The thresholding-based algorithm works by first clipping the intensity values between the maximum intensity in one patient’s CT image volume and 200 HU above that maximum. The standard deviation of each axial slice is then computed and peak detection is performed on the standard deviations of each axial slice using the scipy find_peaks function in a similar manner to the SBD peak detection step. A peak, defined as a slice with a standard deviation higher than its adjacent slices, is detected if it has a value σi > μV + 1.5σV, where μV is the mean of the slice standard deviations for that patient volume and σV is the standard deviation of the slice standard deviations for that patient. If any peaks are detected, the algorithm simply returns the indices of those peaks for that patient. Otherwise, the lower bound of the clipping range is decreased by 50 HU and the process is repeated for the patient until at least one peak is found.

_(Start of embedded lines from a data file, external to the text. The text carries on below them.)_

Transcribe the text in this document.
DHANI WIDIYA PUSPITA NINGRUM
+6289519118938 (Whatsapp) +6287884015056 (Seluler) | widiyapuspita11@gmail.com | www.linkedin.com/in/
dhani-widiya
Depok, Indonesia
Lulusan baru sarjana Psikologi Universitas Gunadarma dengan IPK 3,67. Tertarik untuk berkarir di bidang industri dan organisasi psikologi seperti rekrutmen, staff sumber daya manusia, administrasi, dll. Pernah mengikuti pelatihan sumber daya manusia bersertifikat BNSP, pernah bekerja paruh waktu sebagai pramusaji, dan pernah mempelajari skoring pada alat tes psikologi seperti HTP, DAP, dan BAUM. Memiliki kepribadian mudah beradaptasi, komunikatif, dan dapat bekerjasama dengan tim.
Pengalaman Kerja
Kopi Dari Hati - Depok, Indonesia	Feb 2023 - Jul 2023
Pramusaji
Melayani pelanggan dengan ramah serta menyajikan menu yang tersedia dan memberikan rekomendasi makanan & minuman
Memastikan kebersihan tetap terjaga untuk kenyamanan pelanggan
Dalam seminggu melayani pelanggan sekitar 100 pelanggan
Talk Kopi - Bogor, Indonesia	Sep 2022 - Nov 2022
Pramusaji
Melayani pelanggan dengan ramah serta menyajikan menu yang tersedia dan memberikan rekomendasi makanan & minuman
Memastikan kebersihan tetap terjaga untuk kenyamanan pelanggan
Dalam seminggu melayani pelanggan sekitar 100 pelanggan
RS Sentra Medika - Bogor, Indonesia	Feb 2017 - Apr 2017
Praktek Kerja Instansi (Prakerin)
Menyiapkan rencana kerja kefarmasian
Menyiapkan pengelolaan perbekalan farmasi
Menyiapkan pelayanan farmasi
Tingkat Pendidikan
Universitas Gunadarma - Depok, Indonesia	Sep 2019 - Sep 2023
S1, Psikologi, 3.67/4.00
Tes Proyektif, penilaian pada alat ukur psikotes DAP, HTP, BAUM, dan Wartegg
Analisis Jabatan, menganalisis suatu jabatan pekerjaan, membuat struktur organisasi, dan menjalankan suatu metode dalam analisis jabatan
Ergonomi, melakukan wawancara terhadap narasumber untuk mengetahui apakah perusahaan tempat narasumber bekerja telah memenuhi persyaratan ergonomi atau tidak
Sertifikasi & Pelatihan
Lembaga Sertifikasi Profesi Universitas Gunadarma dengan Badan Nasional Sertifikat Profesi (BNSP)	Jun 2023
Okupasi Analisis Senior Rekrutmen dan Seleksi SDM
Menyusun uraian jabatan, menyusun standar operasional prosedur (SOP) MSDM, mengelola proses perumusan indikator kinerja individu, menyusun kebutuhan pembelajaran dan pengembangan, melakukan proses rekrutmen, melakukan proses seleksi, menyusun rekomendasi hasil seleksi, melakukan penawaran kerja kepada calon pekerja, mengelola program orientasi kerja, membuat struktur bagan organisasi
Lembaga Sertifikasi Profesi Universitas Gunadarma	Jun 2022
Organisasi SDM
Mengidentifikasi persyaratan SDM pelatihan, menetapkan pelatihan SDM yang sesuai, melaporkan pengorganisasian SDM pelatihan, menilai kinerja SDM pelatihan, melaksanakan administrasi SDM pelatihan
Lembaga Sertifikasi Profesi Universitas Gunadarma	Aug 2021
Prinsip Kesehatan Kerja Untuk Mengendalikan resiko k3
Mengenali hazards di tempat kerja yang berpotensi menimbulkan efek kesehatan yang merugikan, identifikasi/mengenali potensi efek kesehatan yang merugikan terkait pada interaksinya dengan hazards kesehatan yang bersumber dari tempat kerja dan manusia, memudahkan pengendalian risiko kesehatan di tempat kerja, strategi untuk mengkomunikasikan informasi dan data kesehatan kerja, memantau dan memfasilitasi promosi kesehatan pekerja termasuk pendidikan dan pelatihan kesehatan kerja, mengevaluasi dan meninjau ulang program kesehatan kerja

Combined SBD-CNN Three-Class DA Classifier
Classification of dental artifacts was performed using our two-step algorithm combining a sinogram-based detection (SBD) method with a convolutional neural network (CNN). Each image volume was classified by both the SBD and the CNN. A decision tree was used to classify images into no, weak and strong artifact categories (Figure 3). In other words, if an image volume is classified as DA positive by the SBD and DA positive by the CNN, it is classified as “strong”. If an image is classified as DA negative by the SDB and DA positive by the CNN it is classified as “weak”.
Radiomic Feature Analysis
The relationship between quantitative imaging features and the existence and location of dental artifacts was studied. Radiomic features were extracted using the default settings of the open-source Python package, PyRadiomics (version 2.1.2) [13,14]. Features were extracted from the GTV of each patient in the dataset. We rescaled all features such that each feature had zero mean and unit variance across all patients. This reduces the inter-feature variation due to different units, allowing us to compare only the distributions of data between features. A GTV mask was created for each patient based on contours generated by radiation oncologists. The mask was then applied to the original image, setting all pixels outside of the GTV to zero. Amongst the full set of 3,211 image volumes, 2,490 contained a GTV. The GTVs from these volumes were extracted and used to compute 1,547 radiomic features using the default parameters of the PyRadiomic package.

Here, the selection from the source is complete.